Dolmayan uses Yamaha Drums and hardware, Paiste cymbals, Evans Drumheads, LP percussion and his signature Vic Firth drumsticks.
- Drums – Yamaha Absolute Hybrid Maple
  - 10"×8" Rack Tom
  - 12"×9" Rack Tom
  - 13"x10" Rack Tom
  - 16"×14" Floor Tom
  - 18"×16" Floor Tom
  - 22"×18" Bass Drum
  - 14"×6" John Dolmayan Signature Snare
- Cymbals – Paiste
  - Traditionals 22" Medium Light Swish
  - RUDE 14" Hi-Hat
  - 2002 6" Bell Chime
  - Signature 18" Fast Crash
  - Signature 10" Splash
  - Signature 8" Splash
  - RUDE 14" Hi-Hat
  - Signature 19" Full Crash
  - RUDE 24" Mega Power Ride
  - 2002 24" Big Ride
  - 2002 19" Wild China
- Sticks – Vic Firth
  - John Dolmayan Signature 16" length, .580" diameter

In the early 2000s, Dolmayan, an avid comic book collector and vendor since childhood, commissioned a group of notable comics artists to create artwork for the drum kit he used.
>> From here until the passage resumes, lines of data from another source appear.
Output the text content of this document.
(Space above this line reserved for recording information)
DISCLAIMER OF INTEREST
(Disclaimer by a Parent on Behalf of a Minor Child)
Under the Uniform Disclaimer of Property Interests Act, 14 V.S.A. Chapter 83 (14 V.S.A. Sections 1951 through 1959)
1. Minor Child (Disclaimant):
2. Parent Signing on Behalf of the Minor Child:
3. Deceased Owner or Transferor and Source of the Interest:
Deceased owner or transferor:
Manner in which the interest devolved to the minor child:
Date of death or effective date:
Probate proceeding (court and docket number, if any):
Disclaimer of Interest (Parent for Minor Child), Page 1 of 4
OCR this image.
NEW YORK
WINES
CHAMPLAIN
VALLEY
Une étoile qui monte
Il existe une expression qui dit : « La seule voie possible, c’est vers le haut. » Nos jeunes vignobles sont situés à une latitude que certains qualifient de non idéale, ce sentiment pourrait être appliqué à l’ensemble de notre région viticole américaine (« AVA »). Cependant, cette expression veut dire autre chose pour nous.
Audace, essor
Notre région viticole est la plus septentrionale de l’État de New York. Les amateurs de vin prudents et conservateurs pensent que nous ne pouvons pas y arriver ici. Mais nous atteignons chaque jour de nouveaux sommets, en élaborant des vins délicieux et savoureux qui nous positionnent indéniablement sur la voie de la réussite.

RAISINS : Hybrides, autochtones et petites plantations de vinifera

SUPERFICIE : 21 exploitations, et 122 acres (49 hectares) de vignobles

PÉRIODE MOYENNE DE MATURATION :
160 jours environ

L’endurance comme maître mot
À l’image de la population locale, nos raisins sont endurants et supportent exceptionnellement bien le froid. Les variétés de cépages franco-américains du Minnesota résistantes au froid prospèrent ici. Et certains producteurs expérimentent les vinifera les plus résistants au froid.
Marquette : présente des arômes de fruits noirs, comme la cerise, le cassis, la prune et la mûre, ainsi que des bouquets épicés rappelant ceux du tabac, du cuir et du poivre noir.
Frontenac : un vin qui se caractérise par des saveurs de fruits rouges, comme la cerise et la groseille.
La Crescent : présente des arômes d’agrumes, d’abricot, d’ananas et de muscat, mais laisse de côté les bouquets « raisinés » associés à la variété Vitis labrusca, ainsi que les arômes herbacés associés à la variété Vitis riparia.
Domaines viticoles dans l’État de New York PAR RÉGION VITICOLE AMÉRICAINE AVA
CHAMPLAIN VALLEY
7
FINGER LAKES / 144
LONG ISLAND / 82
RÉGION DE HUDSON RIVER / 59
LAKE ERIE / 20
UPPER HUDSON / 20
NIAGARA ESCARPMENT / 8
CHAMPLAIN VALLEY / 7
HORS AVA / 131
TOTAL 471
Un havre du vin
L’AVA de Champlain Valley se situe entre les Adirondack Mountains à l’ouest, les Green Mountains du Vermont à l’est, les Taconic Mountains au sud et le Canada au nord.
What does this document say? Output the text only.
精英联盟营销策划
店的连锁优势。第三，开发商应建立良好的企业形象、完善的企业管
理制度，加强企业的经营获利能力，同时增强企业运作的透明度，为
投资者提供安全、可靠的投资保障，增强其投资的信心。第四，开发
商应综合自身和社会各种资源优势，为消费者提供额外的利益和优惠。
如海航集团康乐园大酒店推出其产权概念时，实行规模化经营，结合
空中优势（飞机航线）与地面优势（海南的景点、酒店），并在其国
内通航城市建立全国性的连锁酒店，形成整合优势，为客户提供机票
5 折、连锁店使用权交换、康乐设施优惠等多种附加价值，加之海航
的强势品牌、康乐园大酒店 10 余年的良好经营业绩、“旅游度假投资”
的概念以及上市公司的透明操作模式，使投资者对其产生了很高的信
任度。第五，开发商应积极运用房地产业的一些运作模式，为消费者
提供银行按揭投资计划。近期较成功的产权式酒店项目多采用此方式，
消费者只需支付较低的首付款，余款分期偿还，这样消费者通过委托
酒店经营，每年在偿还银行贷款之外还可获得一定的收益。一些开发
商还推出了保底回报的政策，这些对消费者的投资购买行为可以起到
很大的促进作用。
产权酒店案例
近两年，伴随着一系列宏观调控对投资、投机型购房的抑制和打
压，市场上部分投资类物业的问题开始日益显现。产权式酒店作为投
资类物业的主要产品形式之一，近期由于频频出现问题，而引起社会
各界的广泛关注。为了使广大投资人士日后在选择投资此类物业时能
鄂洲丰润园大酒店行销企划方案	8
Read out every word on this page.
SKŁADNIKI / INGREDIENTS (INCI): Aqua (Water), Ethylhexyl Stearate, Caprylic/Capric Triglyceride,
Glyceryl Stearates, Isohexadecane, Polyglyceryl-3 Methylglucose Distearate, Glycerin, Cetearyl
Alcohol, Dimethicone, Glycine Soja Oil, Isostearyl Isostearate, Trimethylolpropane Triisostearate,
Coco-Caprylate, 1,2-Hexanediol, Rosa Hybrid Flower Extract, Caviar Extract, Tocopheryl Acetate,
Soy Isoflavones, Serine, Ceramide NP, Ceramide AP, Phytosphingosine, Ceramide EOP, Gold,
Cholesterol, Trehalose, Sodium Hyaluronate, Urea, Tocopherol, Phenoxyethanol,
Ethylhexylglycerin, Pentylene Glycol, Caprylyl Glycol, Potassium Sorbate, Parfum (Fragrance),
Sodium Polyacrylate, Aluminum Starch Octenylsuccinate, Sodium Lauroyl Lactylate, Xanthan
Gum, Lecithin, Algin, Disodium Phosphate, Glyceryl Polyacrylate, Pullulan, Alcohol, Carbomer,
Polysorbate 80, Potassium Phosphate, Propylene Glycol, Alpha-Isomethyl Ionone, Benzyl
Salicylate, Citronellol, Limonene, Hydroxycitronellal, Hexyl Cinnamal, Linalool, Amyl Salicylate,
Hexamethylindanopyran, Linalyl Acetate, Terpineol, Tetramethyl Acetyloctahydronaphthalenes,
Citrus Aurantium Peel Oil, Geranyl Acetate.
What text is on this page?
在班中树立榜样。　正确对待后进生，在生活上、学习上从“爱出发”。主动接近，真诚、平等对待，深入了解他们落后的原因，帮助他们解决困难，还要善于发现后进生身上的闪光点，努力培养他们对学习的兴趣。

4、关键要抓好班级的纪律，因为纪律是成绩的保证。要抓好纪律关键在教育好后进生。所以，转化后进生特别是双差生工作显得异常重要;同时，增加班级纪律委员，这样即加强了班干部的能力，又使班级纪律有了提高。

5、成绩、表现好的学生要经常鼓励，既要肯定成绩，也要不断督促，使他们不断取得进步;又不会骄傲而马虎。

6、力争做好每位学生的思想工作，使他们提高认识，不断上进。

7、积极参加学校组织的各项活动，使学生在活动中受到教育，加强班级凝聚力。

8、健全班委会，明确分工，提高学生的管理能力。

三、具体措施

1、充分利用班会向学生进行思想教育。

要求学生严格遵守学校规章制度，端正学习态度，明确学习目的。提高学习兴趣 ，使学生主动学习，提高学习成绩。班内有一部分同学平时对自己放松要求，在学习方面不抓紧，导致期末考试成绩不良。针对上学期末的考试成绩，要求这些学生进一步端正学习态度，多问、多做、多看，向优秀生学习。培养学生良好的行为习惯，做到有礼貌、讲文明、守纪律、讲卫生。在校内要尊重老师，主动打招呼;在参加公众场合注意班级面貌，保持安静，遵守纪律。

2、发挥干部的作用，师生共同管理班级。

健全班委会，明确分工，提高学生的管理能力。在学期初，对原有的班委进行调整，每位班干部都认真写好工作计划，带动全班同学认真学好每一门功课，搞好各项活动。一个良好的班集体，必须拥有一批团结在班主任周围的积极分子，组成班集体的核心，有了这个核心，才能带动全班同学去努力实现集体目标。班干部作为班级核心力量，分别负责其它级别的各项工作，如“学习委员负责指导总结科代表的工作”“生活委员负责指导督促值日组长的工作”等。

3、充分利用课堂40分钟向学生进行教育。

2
He had Arthur Adams illustrate a scene of giant women fighting robots and Godzilla; Simon Bisley illustrated the Hulk and Thing; Kevin Eastman provided illustration of the Teenage Mutant Ninja Turtles; and Tim Vigil depicted a sexually explicit scene of demons engaged in a sex act.

==Awards==
- In 2006, Dolmayan won Drum! Magazines drummer of the year award. He also won the alternative rock drummer of the year award.